It appears the saga of Matt Kuchar‘s substitute caddie at the Mayakoba Golf Classic, a local looper nicknamed El Tucan who helped guide Kuchar to his first PGA Tour win in more than four years, did not have a happy ending.
The Mexican caddie, whose real name is David Giral Ortiz, made his first comments regarding the hotly debated issue of how he was compensated to Golf Magazine’s Michael Bamberger. Ortiz confirmed a widely circulated rumor he had only received $5,000 following Kuchar’s win in November—and that he wasn’t satisfied.

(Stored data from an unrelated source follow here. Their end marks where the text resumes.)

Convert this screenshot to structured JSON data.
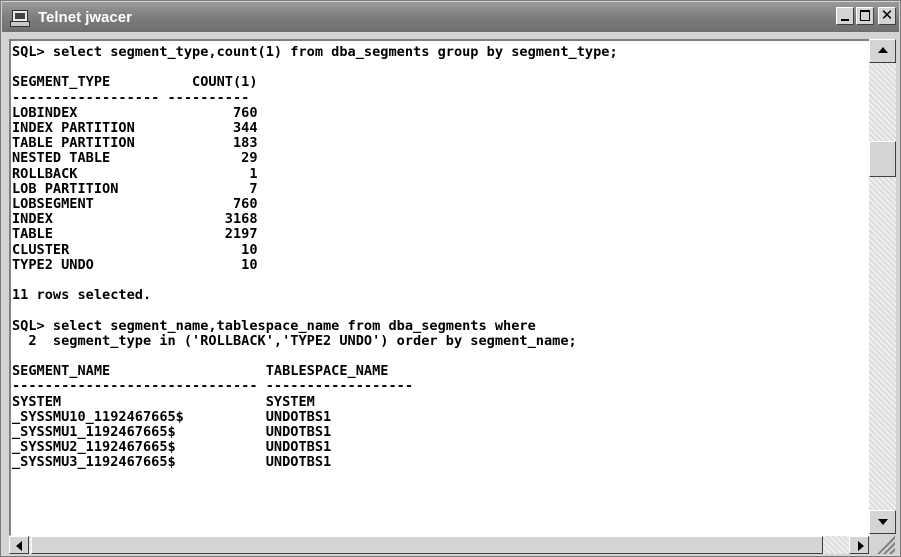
{
  "window": {
    "title": "Telnet jwacer",
    "icon": "telnet-monitor-icon"
  },
  "console": {
    "text": "SQL> select segment_type,count(1) from dba_segments group by segment_type;\n\nSEGMENT_TYPE          COUNT(1)\n------------------ ----------\nLOBINDEX                   760\nINDEX PARTITION            344\nTABLE PARTITION            183\nNESTED TABLE                29\nROLLBACK                     1\nLOB PARTITION                7\nLOBSEGMENT                 760\nINDEX                     3168\nTABLE                     2197\nCLUSTER                     10\nTYPE2 UNDO                  10\n\n11 rows selected.\n\nSQL> select segment_name,tablespace_name from dba_segments where\n  2  segment_type in ('ROLLBACK','TYPE2 UNDO') order by segment_name;\n\nSEGMENT_NAME                   TABLESPACE_NAME\n------------------------------ ------------------\nSYSTEM                         SYSTEM\n_SYSSMU10_1192467665$          UNDOTBS1\n_SYSSMU1_1192467665$           UNDOTBS1\n_SYSSMU2_1192467665$           UNDOTBS1\n_SYSSMU3_1192467665$           UNDOTBS1"
  },
  "scrollbars": {
    "vertical_position_fraction": 0.22,
    "horizontal_position_fraction": 0.0
  }
}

“I am a humble man, who takes care of his family, and works hard. I am reaching out to you to see if you can facilitate me receiving a fair amount for my help with Matt winning $1,296,000,” Ortiz wrote in an email obtained by Bamberger to Kuchar’s agent, Mark Steinberg. “I am not looking to disparage Matt or give him a bad name. Fair is fair, and I feel like I was taken advantage of by placing my trust in Matt.”
Ortiz also shared the one response he’s received from Steinberg, which read, ““I am out of the country. What Matt has offered is fair.”

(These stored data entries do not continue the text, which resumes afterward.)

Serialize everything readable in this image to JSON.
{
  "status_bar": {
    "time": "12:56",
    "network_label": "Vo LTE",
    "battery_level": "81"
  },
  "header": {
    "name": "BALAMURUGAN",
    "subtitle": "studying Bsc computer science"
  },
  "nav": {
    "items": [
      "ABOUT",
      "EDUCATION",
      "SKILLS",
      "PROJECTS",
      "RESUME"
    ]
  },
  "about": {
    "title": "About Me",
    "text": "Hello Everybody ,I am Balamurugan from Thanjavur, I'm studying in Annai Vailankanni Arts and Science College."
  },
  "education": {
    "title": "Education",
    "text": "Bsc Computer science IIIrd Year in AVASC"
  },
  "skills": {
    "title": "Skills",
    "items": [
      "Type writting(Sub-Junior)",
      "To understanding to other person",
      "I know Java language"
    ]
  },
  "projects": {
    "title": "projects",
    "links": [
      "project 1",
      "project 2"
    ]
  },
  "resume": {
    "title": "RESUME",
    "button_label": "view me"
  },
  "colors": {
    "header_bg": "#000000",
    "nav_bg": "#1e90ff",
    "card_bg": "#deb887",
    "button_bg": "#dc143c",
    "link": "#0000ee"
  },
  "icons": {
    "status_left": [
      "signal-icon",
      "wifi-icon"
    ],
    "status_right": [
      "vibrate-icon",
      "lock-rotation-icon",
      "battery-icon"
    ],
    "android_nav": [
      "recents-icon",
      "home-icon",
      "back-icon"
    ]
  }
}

Ortiz, who is a full-time club caddie, told Bamberger he had hoped to make as much as $130,000, or the typical 10 percent a tour caddie makes if his player wins. However, he felt $50,000 would have been fair compensation. It’s a figure he’s been seeking from Kuchar since, and although he was offered an additional $15,000 for a total of $20,000, Ortiz declined.
Ortiz said he and Kuchar had an agreement for $3,000 plus an unspecified amount of the player’s winnings. He was disappointed when he counted $5,000 in the envelope Kuchar handed him that Sunday night.

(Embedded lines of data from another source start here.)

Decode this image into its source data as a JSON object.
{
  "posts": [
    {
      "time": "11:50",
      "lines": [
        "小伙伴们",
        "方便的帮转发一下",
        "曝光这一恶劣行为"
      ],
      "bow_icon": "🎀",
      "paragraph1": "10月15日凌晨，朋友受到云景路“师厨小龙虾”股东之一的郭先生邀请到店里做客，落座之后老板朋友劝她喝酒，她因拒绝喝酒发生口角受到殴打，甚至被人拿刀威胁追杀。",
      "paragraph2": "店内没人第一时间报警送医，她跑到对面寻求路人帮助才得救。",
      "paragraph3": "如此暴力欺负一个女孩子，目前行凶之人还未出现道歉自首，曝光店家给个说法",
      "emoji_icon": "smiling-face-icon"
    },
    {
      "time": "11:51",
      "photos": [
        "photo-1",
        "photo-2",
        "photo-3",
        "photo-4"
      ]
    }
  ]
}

What had been a feel-good story took a turn when PGA Tour pro Tom Gillis began tweeting in January about Ortiz only getting paid $3,000. Kuchar was asked about it at that week’s Sony Open, which he wound up winning with his regular caddie, John Wood, on the bag. “That’s not a story,” said Kuchar, who was very complimentary of Ortiz following the win at Mayakoba. “It wasn’t 10 percent. It wasn’t $3,000.”
Turns out, it was a lot closer to the latter.
On the bright side, Ortiz says he is getting more caddie gigs at the Mayakoba resort since adding a PGA Tour win to his résumé. But despite mostly good memories working for Kuchar, who is in this field at this week’s Genesis Open, he has changed his mind about doing it again if the opportunity arises at next year’s event.
“Matt is a good person and a great player,” Ortiz said. “He treated me very well. I am only disappointed by how it all finished.”